The New Evolution Therapy
What the brain evolved to accomplish
Posted Mar 06, 2011
The biologist with the hippest name, Theodosius Dobzhansky, noted that 'Nothing in biology makes sense except in the light of evolution.' The same can be said about the field of psychology.
Clinical concerns such as depression, anxiety, and personality disorders are deeply evolutionary--strategies that helped survival of the individual or their genes.

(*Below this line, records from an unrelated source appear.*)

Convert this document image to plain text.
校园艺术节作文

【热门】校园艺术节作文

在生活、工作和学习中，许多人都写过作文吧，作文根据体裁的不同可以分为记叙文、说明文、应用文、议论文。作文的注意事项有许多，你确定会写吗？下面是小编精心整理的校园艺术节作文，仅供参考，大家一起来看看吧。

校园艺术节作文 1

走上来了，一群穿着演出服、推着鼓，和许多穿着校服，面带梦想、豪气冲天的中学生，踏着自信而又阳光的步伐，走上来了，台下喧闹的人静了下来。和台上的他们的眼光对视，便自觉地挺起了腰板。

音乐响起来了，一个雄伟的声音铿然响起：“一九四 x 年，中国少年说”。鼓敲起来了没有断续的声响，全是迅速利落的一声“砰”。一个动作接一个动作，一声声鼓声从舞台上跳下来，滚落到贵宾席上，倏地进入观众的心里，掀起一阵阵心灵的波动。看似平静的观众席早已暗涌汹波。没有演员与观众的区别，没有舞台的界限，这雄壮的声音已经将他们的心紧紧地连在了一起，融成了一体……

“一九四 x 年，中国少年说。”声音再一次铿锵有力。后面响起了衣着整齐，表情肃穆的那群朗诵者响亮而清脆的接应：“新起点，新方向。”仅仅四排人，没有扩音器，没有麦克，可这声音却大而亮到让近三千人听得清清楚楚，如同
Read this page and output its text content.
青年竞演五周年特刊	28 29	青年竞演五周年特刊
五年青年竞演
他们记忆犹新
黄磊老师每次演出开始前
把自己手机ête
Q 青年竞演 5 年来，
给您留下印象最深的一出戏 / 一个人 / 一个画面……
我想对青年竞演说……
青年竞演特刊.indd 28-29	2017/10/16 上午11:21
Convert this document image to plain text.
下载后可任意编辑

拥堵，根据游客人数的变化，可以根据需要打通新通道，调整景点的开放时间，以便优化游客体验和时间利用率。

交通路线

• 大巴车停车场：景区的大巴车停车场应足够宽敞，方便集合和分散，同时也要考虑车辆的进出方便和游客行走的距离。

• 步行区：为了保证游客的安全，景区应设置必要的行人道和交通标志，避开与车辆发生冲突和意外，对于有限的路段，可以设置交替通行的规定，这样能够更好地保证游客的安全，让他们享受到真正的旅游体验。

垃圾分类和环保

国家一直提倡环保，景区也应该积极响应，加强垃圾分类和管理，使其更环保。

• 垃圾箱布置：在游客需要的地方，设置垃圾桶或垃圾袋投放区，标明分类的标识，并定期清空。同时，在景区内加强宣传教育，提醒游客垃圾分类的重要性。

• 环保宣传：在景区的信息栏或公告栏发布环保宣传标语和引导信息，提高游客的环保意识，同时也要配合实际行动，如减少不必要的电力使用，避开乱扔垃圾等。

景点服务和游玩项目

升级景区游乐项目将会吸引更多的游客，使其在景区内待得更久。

Think about your most salient daily concerns. They may involve procrastination, overeating, shame, resentment, envy, short-term enjoyment. These emotions and behavior are tied to predictable triggers, often involving people's judgments. Take procrastination: inertia made sense as a way to conserve energy in harsh conditions. At the same time, we often fear performing poorly for fear of losing status in the eyes of others. This by no means encompasses all instances of procrastination, but it is a useful paradigm when thinking about the ultimate (and often unconscious) reasons people may procrastinate. Threats to our survival or mating--such as the judgments of others, are evolutionarily important, and are therefore percolating semi-consciously or totally unconsciously.
Some circumstances are evolutionarily novel (eNovel), like ingesting lots of calories with fats and sugars and scant interaction with neighbors, because for most of human history we were surrounded primarily by kin. The emotional reactions to these circumstances evolved long ago-- we find it hard to limit our consumption of food because food was scarce and precious until the Industrial Revolution, and we have a strong drive for privacy (which was hard to come by) that can today push us into isolation. I wrote about this in The Privacy Paradox).
As many mismatches as exist in our supercharged world, far more circumstances are evolutionarily familiar (eFamiliar). These include concerns about status and reputation, finding and keeping mates, finding alliances and opponents.
Applied Evolutionary Psychology is a nascent field. I'll be presenting March 7 at the first ever Applied Evolutionary Psychology Symposium in New Paltz, NY, also known as AEPS (pronounced "apes). For more on AEPS, check it out here. Thanks to the intrepid Dr. Glenn Geher, Alice Andrews and Daniel Glass for organizing and arranging this summit.
Psychological treatment will improve only when we understand what the brain evolved to accomplish.